Furious, I utter an expletive that I've heard often when patients pass my room, and start gently hitting my head against the wall. As I get more frustrated, I hit my head harder and harder, until-

"So it's true. She's perfect for it." Robert murmured quickly and quietly to himself. "It could be great."

-until I finally remembered what he had said.

"So it's true. She's perfect for it. It could be great." I repeated, trying to remember more.

The Robert in my head nodded encouragingly and smiled.

"So it's true. She's perfect for it. It could be great." I said loudly, noticing that my voice sounded very strange. I started to pace up and down the room, murmuring the words to myself frantically. I considered stopping, but every time I paused, the Robert in my head told me harshly to think back as far back as possible, and since I had nothing better- nothing else- to do, I obeyed.

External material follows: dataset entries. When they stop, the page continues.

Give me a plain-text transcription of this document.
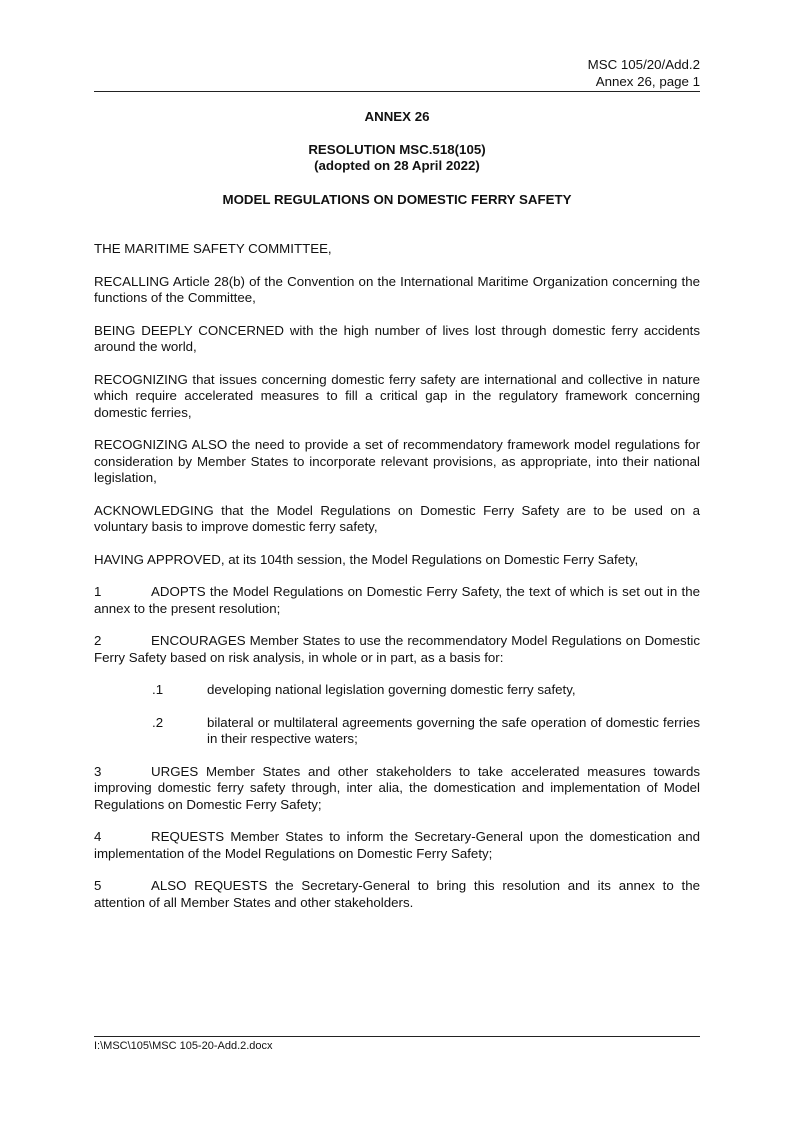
MSC 105/20/Add.2
Annex 26, page 1
ANNEX 26
RESOLUTION MSC.518(105)
(adopted on 28 April 2022)
MODEL REGULATIONS ON DOMESTIC FERRY SAFETY

THE MARITIME SAFETY COMMITTEE,

RECALLING Article 28(b) of the Convention on the International Maritime Organization concerning the functions of the Committee,

BEING DEEPLY CONCERNED with the high number of lives lost through domestic ferry accidents around the world,

RECOGNIZING that issues concerning domestic ferry safety are international and collective in nature which require accelerated measures to fill a critical gap in the regulatory framework concerning domestic ferries,

RECOGNIZING ALSO the need to provide a set of recommendatory framework model regulations for consideration by Member States to incorporate relevant provisions, as appropriate, into their national legislation,

ACKNOWLEDGING that the Model Regulations on Domestic Ferry Safety are to be used on a voluntary basis to improve domestic ferry safety,

HAVING APPROVED, at its 104th session, the Model Regulations on Domestic Ferry Safety,

1	ADOPTS the Model Regulations on Domestic Ferry Safety, the text of which is set out in the annex to the present resolution;
2	ENCOURAGES Member States to use the recommendatory Model Regulations on Domestic Ferry Safety based on risk analysis, in whole or in part, as a basis for:
.1	developing national legislation governing domestic ferry safety,
.2	bilateral or multilateral agreements governing the safe operation of domestic ferries in their respective waters;
3	URGES Member States and other stakeholders to take accelerated measures towards improving domestic ferry safety through, inter alia, the domestication and implementation of Model Regulations on Domestic Ferry Safety;
4	REQUESTS Member States to inform the Secretary-General upon the domestication and implementation of the Model Regulations on Domestic Ferry Safety;
5	ALSO REQUESTS the Secretary-General to bring this resolution and its annex to the attention of all Member States and other stakeholders.
I:\MSC\105\MSC 105-20-Add.2.docx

And then when he started telling me that I needed to remember more and that I had to remember more, I started straining my memories as hard as I could.

Running my fingers through my boyish haircut, I scrunched up my face and tried to sift through my memories, though the days were the same, and as soon as I got close to remembering more, I got mixed up with similar days and started thinking about yesterday.

Eventually, exhausted, I slumped against the wall, but bolted upwards with a cry of disgust; I had sat on a cold rat corpse. After a small pause in which I kicked the rat out of the way, I rested my head against the wall.

The wall.

I began to hit my head against the wall as hard as I could.